Examples

Wulffman is a versatile tool capable of illustrating an infinite variety of crystal shapes. A few examples are given below that demonstrate some of the basic program features listed above.

• Simple Wulff Shape Construction
  
  
  1. The Simple Cube :
     Crystal system: Cubic
     Point Group: Any! Facets: [100]
     Energy: 1.0
     Wulff shape : Cube
     
     
  2. Truncated Octahedron :
     Crystal systems: Cubic
     Point Group: m3m (for example)
     Facets: [100] and [111]
     Energies: 1.0 and 0.85
     Wulff shape : Cuboctohedron
     
     
  3. A hexagonal Pencil :
     Crystal system: Hexagonal
     Point Group: 6/mmm
     Facets: [431], [100], [210]
     Energies: 1.0, 0.86, 0.91
     Wulff shape : Modified Dihexagonal Dipyramid
     
     
  4. A trigonal Lozenge :
     Crystal system: Trigonal
     Point Group: 3_m
     Facets: [14n], n=6-12
     Energies: 0.65, 0.59, 0.55, 0.52, 0.50, 0.485, 0.48
     Wulff shape : Modified Hexagonal Scalenohedron
     
     
  5. Buckyballs! :
     Crystal system: Icosahedral
     Point Group: 235
     Facets: [111], [1 1.62 0]
     Energies: 1.0, 1.02
     Wulff shape : Buckyball
     
     
  6. Custom Flying Saucer :
     Crystal system: Custom
     Point Group: 37-fold roto-inversion around [001]
     Facets: [148], [100], [217], [124]
     Energies: 0.85, 1.63, 0.87, 0.85
     Wulff shape : Flying saucer (?)
     
     
• Dynamic Wulff Shapes : Surface energy anisotropy
  1. Octahedron --> Truncated Octahedron --> Dodecahedron:
     Crystal system: Cubic
     Point group: m3_m
     Transformation: The beginning structure is an octahedron generated by [111] facets. [100] facets are added, and their surface energy is lowered until the truncated octahedron (cuboctahedron) results. [110] facets with low energy are included, and as their energy is decreased relative to [100] and [111], the dodecahedron results.
     Graphics: Animated GIF (170k)
     
     
  2. Stars and Icosahedra Forever:
     Crystal system: Icosahedral
     Point group: 235
     Transformation: A general icosahedral form with 60 [132] facets is generated. [111] facets are included and their energy is decreased until the regular icosahedra results.

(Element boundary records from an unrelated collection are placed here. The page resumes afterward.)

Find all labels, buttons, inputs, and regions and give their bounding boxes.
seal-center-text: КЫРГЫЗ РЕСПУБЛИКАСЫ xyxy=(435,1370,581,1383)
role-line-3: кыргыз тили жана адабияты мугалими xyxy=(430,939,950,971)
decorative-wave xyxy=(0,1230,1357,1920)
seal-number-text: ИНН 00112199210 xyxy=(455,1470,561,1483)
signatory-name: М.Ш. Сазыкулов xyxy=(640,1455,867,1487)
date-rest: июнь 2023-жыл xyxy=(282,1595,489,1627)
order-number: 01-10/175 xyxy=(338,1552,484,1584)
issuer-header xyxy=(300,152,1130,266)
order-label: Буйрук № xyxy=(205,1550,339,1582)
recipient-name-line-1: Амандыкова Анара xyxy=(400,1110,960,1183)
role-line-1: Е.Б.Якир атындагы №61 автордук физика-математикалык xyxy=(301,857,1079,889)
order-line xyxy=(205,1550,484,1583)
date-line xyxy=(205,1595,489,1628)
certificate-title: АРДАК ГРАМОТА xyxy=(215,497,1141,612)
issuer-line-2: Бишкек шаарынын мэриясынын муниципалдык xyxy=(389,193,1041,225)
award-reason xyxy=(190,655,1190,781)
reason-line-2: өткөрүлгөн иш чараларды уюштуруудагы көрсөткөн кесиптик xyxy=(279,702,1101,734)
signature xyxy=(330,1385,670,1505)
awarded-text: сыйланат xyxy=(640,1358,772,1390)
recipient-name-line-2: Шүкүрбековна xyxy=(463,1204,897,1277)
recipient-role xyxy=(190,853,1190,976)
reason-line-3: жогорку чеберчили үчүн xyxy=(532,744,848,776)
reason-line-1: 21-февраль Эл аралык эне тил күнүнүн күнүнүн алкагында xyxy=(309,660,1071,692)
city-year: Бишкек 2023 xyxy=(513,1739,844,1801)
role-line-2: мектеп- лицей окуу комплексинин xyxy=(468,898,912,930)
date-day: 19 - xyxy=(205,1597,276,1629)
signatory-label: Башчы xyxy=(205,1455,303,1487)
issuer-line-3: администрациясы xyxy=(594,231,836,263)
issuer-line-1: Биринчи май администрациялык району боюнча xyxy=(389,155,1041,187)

     Graphics: Animated GIF (270k)
     
     
• Unique Crystal Planes:
  Crystal system: Cubic
  Point group: 432
  Facets:
  Unique ("slice") plane: [112]
  Normal facets: [149], [216], [100]
  Description: Decreasing the energy of the unique plane [112] progressively slices off more and more of the Wulff shape. If the [112] facet had not been unique, 24 equivalent planes would have been generated.
  Graphics: Still GIF (11k) and Animated GIF (308k)
  
  
• Isotropic Surfaces Crystal system: Cubic
  Point group: m3_m
  Facets: [100] (Energy = 0.85)
  Boundary polytope: 500 facets, Skew = 0, Energy = 1.0
  Description: In the absence of a bounding polytope, [100] facets under cubic symmetry generate a cube Wulff shape. By adding an isotropic boundary polytope with a slightly higher energy, the corners end edges of the cube are cut off and replaced by smooth surfaces. The Wulff shape is effectively the intersection of a sphere and a cube.
  Graphics: Still GIF (30k) and animated GIF (335k)
  
  
• Naturally-Occurring Materials
  The following are examples of Wulff shapes found to occur in nature (from Elementary Crystallography , M. Buerger, MIT Press, 1956):
  • Sulfur: An example of development in class mmm
  • Eglestonite : Hg4OCl2, an example of form development in class 43_m.
  • Beryl : Be3Al2Si6O18, Beryllium Aluminum Silicate, a semi-precious mineral, represents form development in class 6mm.
  • Rutile : TiO2, Titanium Dioxide, an example of form development in class 4mm.